The project supports various runtimes, including Qualcomm AI Engine Direct, TensorFlow Lite, and ONNX, enabling efficient deployment on Snapdragon hardware.

b. MiniCPM-Llama3-V 2.5

This open-source multimodal model is optimized for deployment on Snapdragon 8 Gen 3 devices. It uses 4-bit quantization and integrates with Qualcomm’s QNN framework to unlock NPU acceleration, achieving significant speed-ups in image encoding and language decoding.
The model demonstrates how open-source projects can leverage Snapdragon hardware for efficient on-device AI applications.

c. Llama.cpp

Llama.cpp is a popular open-source project for running LLMs locally. While it primarily focuses on CPU inference, there are ongoing efforts to add GPU and NPU support for Snapdragon devices. For example, developers are working on an OpenCL-based backend for Adreno GPUs, which could extend to Snapdragon 8 Gen 3.
Some users have reported successful performance benchmarks on Snapdragon X Elite devices, indicating potential for future optimizations.
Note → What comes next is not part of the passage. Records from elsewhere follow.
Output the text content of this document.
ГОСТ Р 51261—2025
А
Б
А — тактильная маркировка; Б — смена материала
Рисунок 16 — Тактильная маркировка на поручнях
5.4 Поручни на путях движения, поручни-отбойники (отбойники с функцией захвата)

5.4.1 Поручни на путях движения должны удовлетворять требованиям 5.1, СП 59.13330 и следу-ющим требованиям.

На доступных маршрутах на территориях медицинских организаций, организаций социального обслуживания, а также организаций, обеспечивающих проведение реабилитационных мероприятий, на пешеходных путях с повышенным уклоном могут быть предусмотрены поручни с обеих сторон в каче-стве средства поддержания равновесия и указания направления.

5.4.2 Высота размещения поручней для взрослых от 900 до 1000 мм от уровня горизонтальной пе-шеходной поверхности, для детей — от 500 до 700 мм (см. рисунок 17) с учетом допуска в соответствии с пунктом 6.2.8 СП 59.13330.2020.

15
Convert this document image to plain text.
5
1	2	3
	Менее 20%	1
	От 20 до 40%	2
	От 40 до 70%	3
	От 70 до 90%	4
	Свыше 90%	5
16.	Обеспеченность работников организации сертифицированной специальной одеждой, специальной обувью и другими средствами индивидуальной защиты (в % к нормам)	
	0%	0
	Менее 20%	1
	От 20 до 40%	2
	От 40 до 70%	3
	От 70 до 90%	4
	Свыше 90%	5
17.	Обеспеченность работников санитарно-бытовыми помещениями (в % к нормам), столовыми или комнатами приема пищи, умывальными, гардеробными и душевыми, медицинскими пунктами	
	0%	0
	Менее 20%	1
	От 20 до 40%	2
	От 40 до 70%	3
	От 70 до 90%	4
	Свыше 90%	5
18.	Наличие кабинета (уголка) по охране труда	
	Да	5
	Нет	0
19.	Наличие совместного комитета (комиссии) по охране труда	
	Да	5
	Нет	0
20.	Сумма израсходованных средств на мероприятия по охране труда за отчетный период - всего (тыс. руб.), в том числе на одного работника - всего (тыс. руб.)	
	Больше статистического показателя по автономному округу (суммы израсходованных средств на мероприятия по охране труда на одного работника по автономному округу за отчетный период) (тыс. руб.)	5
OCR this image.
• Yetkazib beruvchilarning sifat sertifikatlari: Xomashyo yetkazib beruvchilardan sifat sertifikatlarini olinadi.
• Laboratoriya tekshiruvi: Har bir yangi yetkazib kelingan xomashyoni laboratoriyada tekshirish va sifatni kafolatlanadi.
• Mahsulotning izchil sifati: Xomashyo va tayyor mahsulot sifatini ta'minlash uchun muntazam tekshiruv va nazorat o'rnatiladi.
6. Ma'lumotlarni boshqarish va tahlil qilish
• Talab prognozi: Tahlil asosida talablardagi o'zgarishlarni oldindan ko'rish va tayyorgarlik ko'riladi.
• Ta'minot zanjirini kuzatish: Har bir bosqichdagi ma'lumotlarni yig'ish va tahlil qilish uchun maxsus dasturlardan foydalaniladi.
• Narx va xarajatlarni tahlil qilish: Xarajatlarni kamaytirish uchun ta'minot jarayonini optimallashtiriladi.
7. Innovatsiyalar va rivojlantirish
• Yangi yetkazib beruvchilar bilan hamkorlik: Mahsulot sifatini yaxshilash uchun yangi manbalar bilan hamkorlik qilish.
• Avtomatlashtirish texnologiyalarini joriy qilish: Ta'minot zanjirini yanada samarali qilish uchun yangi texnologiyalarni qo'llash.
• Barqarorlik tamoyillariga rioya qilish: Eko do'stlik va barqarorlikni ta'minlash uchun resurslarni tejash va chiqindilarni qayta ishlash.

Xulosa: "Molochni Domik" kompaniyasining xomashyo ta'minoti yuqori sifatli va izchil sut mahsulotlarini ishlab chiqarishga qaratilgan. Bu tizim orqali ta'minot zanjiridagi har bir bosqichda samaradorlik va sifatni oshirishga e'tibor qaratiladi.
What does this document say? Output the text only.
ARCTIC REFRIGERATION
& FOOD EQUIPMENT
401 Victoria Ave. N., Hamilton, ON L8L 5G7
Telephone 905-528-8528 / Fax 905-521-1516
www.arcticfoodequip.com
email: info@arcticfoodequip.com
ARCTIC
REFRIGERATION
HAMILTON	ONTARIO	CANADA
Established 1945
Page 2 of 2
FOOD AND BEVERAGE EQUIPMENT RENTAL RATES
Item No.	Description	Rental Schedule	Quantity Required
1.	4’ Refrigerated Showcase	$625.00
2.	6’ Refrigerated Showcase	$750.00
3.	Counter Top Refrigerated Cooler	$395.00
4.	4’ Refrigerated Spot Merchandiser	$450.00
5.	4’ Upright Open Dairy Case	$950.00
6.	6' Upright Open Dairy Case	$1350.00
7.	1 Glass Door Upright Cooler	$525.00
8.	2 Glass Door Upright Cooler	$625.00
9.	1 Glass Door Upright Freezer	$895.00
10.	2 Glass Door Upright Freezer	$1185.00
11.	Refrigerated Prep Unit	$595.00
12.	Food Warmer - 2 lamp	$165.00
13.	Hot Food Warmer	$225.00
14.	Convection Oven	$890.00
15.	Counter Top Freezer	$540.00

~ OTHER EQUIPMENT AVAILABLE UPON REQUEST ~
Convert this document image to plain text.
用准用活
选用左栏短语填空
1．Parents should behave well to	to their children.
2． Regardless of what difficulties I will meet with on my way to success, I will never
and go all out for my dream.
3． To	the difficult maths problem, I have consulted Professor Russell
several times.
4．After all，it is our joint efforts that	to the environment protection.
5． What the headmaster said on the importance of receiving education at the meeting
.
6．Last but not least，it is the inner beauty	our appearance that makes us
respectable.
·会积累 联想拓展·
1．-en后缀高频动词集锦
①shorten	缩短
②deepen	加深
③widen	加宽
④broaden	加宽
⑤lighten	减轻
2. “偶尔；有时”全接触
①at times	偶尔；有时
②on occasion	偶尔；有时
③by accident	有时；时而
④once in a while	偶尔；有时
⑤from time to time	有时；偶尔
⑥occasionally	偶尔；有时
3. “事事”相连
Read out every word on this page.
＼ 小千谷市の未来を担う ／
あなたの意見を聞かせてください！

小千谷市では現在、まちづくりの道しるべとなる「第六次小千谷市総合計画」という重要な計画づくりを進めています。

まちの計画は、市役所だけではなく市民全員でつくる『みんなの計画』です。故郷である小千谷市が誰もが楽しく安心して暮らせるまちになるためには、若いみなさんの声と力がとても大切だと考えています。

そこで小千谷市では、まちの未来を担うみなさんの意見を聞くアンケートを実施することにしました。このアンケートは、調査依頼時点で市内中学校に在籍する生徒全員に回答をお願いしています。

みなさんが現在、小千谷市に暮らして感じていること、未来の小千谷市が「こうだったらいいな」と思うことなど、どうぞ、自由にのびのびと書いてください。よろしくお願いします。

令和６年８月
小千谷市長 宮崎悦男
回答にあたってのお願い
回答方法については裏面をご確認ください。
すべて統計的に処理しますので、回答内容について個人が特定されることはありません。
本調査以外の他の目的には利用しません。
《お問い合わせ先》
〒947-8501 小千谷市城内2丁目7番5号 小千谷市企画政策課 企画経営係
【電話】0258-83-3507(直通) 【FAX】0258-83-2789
d. Qualcomm AI Engine Direct

This framework allows developers to compile and optimize models for Snapdragon hardware, including the GPU and NPU. It is used in projects like EdgeStableDiffusion, which demonstrates how large models like Stable Diffusion can be efficiently run on Snapdragon 8 Gen 2 and Gen 3 devices.

3. Future Prospects

Ollama: While Ollama does not yet fully utilize Snapdragon 8 Gen 3 hardware, the development community is actively working on GPU and NPU support. This could significantly improve performance for on-device LLM inference in the future.
Open-Source Ecosystem: Projects like Qualcomm AI Hub Models, MiniCPM-Llama3-V 2.5, and Llama.cpp are leading the way in leveraging Snapdragon hardware. These efforts highlight the potential for open-source tools to fully utilize the capabilities of modern mobile chipsets.

Conclusion

Currently, Ollama does not fully utilize the GPU and DSP capabilities of the Snapdragon 8 Gen 3, but there are promising open-source projects like Qualcomm AI Hub Models, MiniCPM-Llama3-V 2.5, and Llama.cpp that are making significant strides in this area. As development continues, we can expect more tools to take full advantage of Snapdragon hardware for efficient on-device AI and LLM inference.

For further details, you can explore the referenced projects and discussions in the search results.